Renown experts train nearly 100 young neurologists at the latest prestigious School for Young Neurologists
Students enjoyed masterclasses with top experts, as well as illuminating video case rounds.
The MDS-AOS 5th School for Young Neurologists was May 27-28, 2023 at Ashoka Hotel, New Delhi, and Amrita Hospital, Faridabad, India.
International (Mark Hallett, Raymond Rosales, Tim Anderson, Prachaya Srivanitchapoomand, and Shivam Mittal( and national (Pramod Pal, U Meenakshisundaram, Hrishikesh Kumar, Charu Sankhala, Mohit Bhatt, Prashant LK, Achal Srivastava, Roopa Rajan, Vinay Goyal and Sanjay Pandey) faculty members interacted with the young neurologists through didactic lectures and workshops. This provided a great learning platform for young movement disorders specialists, and the event was attended by nearly 100 participants from several countries in the Asian and Oceanian region including India, Bangladesh, Sri Lanka, Malaysia, and Thailand.
The event started with Mark Hallett presenting his masterclass on the basal ganglia. He made the intricacies of the basal ganglia circuitry fathomable for the young audience with his lucid deliberation.
In the subsequent lecture, Tim Anderson described the various aspects of eye movements, which provided a clear concept of the clinical evaluation and the abnormalities encountered in different diseases. It was followed by a detailed discussion on the treatment of Parkinson’s disease by Raymond Rosales.
The rest of the day comprised lectures by eminent movement disorders specialists, covering a wide range of topics including atypical parkinsonism, hyperkinetic movement disorders, gait disorders, spinocerebellar ataxia, paroxysmal movement disorders, and the various acquired and potentially treatable movement disorders.

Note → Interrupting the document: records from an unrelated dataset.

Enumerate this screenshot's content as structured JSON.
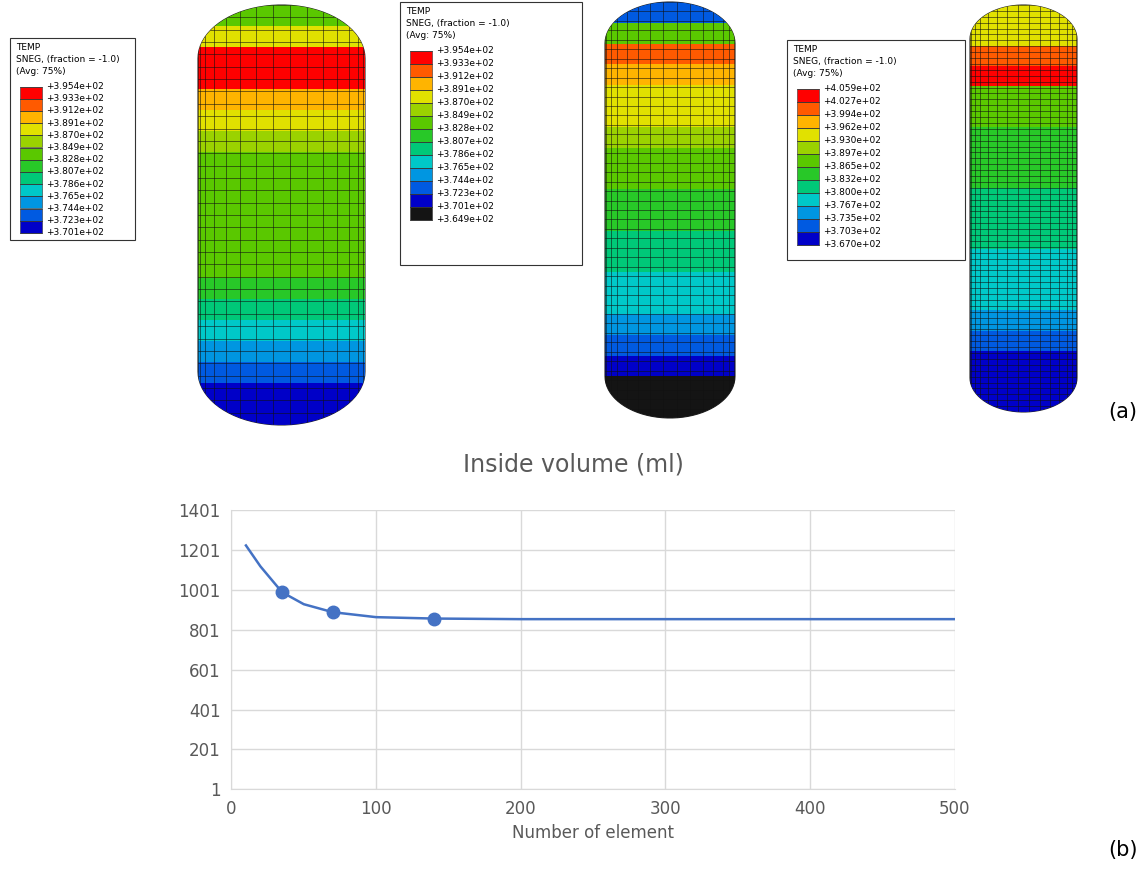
{
  "panel_labels": [
    "(a)",
    "(b)"
  ],
  "contour_plots": [
    {
      "legend_title": [
        "TEMP",
        "SNEG, (fraction = -1.0)",
        "(Avg: 75%)"
      ],
      "levels": [
        {
          "value": 395.4,
          "label": "+3.954e+02"
        },
        {
          "value": 393.3,
          "label": "+3.933e+02"
        },
        {
          "value": 391.2,
          "label": "+3.912e+02"
        },
        {
          "value": 389.1,
          "label": "+3.891e+02"
        },
        {
          "value": 387.0,
          "label": "+3.870e+02"
        },
        {
          "value": 384.9,
          "label": "+3.849e+02"
        },
        {
          "value": 382.8,
          "label": "+3.828e+02"
        },
        {
          "value": 380.7,
          "label": "+3.807e+02"
        },
        {
          "value": 378.6,
          "label": "+3.786e+02"
        },
        {
          "value": 376.5,
          "label": "+3.765e+02"
        },
        {
          "value": 374.4,
          "label": "+3.744e+02"
        },
        {
          "value": 372.3,
          "label": "+3.723e+02"
        },
        {
          "value": 370.1,
          "label": "+3.701e+02"
        }
      ],
      "colors": [
        "#ff0000",
        "#ff5a00",
        "#ffb400",
        "#e1e100",
        "#9bd200",
        "#5ac800",
        "#28c828",
        "#00c878",
        "#00c8c8",
        "#0096e1",
        "#005ae1",
        "#0000c8"
      ],
      "temperature_profile": [
        384,
        389,
        395,
        394,
        391,
        388,
        385,
        384,
        384,
        384,
        384,
        383,
        383,
        381,
        379,
        378,
        376,
        374,
        372,
        371
      ]
    },
    {
      "legend_title": [
        "TEMP",
        "SNEG, (fraction = -1.0)",
        "(Avg: 75%)"
      ],
      "levels": [
        {
          "value": 395.4,
          "label": "+3.954e+02"
        },
        {
          "value": 393.3,
          "label": "+3.933e+02"
        },
        {
          "value": 391.2,
          "label": "+3.912e+02"
        },
        {
          "value": 389.1,
          "label": "+3.891e+02"
        },
        {
          "value": 387.0,
          "label": "+3.870e+02"
        },
        {
          "value": 384.9,
          "label": "+3.849e+02"
        },
        {
          "value": 382.8,
          "label": "+3.828e+02"
        },
        {
          "value": 380.7,
          "label": "+3.807e+02"
        },
        {
          "value": 378.6,
          "label": "+3.786e+02"
        },
        {
          "value": 376.5,
          "label": "+3.765e+02"
        },
        {
          "value": 374.4,
          "label": "+3.744e+02"
        },
        {
          "value": 372.3,
          "label": "+3.723e+02"
        },
        {
          "value": 370.1,
          "label": "+3.701e+02"
        },
        {
          "value": 364.9,
          "label": "+3.649e+02"
        }
      ],
      "colors": [
        "#ff0000",
        "#ff5a00",
        "#ffb400",
        "#e1e100",
        "#9bd200",
        "#5ac800",
        "#28c828",
        "#00c878",
        "#00c8c8",
        "#0096e1",
        "#005ae1",
        "#0000c8",
        "#141414"
      ],
      "temperature_profile": [
        373,
        384,
        392,
        391,
        389,
        387,
        385,
        384,
        383,
        382,
        381,
        380,
        379,
        378,
        377,
        375,
        373,
        371,
        368,
        366
      ]
    },
    {
      "legend_title": [
        "TEMP",
        "SNEG, (fraction = -1.0)",
        "(Avg: 75%)"
      ],
      "levels": [
        {
          "value": 405.9,
          "label": "+4.059e+02"
        },
        {
          "value": 402.7,
          "label": "+4.027e+02"
        },
        {
          "value": 399.4,
          "label": "+3.994e+02"
        },
        {
          "value": 396.2,
          "label": "+3.962e+02"
        },
        {
          "value": 393.0,
          "label": "+3.930e+02"
        },
        {
          "value": 389.7,
          "label": "+3.897e+02"
        },
        {
          "value": 386.5,
          "label": "+3.865e+02"
        },
        {
          "value": 383.2,
          "label": "+3.832e+02"
        },
        {
          "value": 380.0,
          "label": "+3.800e+02"
        },
        {
          "value": 376.7,
          "label": "+3.767e+02"
        },
        {
          "value": 373.5,
          "label": "+3.735e+02"
        },
        {
          "value": 370.3,
          "label": "+3.703e+02"
        },
        {
          "value": 367.0,
          "label": "+3.670e+02"
        }
      ],
      "colors": [
        "#ff0000",
        "#ff5a00",
        "#ffb400",
        "#e1e100",
        "#9bd200",
        "#5ac800",
        "#28c828",
        "#00c878",
        "#00c8c8",
        "#0096e1",
        "#005ae1",
        "#0000c8"
      ],
      "temperature_profile": [
        393,
        396,
        400,
        405,
        388,
        387,
        386,
        385,
        384,
        382,
        381,
        380,
        379,
        378,
        377,
        375,
        372,
        370,
        368,
        367
      ]
    }
  ],
  "chart_data": {
    "type": "line",
    "title": "Inside volume (ml)",
    "x_label": "Number of element",
    "xlim": [
      0,
      500
    ],
    "xticks": [
      0,
      100,
      200,
      300,
      400,
      500
    ],
    "ylim": [
      1,
      1401
    ],
    "yticks": [
      1,
      201,
      401,
      601,
      801,
      1001,
      1201,
      1401
    ],
    "grid": true,
    "series": [
      {
        "type": "line",
        "color": "#4472c4",
        "line_style": "solid",
        "marker": "none",
        "x": [
          10,
          20,
          35,
          50,
          70,
          100,
          140,
          200,
          300,
          400,
          500
        ],
        "values": [
          1225,
          1120,
          990,
          930,
          890,
          865,
          858,
          855,
          855,
          855,
          855
        ]
      },
      {
        "type": "scatter",
        "color": "#4472c4",
        "marker": "circle",
        "x": [
          35,
          70,
          140
        ],
        "values": [
          990,
          890,
          858
        ]
      }
    ]
  }
}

In this session, Mark Hallett discussed the clinical nuances of the common, yet often misdiagnosed, functional movement disorders. The audience was captivated by the learning experience, and keenly participated in every session.
The day concluded with the video rounds, with several fascinating cases from the various participating countries. The in-depth analysis by the expert panelists provided a practical approach to the rather difficult clinical presentations.
The school was conducted on its second day at Amrita Hospital Faridabad. It started with interactive case discussions involving patients of dystonia, and disorders of eye movements. The audience got the opportunity to learn from the faculty as they analyzed each case and provided a rational clinical approach.
The next session on the neurophysiology of tremor comprised of an overview by Prof. Hallett, followed by the demonstration of surface electromyography in patients with tremor, delineating the various electrophysiological parameters. The subsequent workshop on botulinum toxin injection included the clinical evaluation of cases such as cervical dystonia, oromandibular dystonia, and writer’s cramp, along with a discussion on the selection of muscles and dosage for injection. The injection techniques were then demonstrated by the expert faculty using both electromyography and ultrasound guidance. The concluding workshop incorporated the essential aspects of deep brain stimulation (DBS) programming, as the panelists explained all the steps, including useful tips and tricks, for successful programming.
Throughout the sessions, the audience actively interacted with the faculty, as their doubts were resolved and they gained a better understanding of the subject. The overwhelming response from the attendees was truly encouraging, as this school proved to be a great opportunity for young neurologists to learn from renowned movement disorders experts. Hopefully, this will generate interest and inspire the young audience to pursue a career in movement disorders.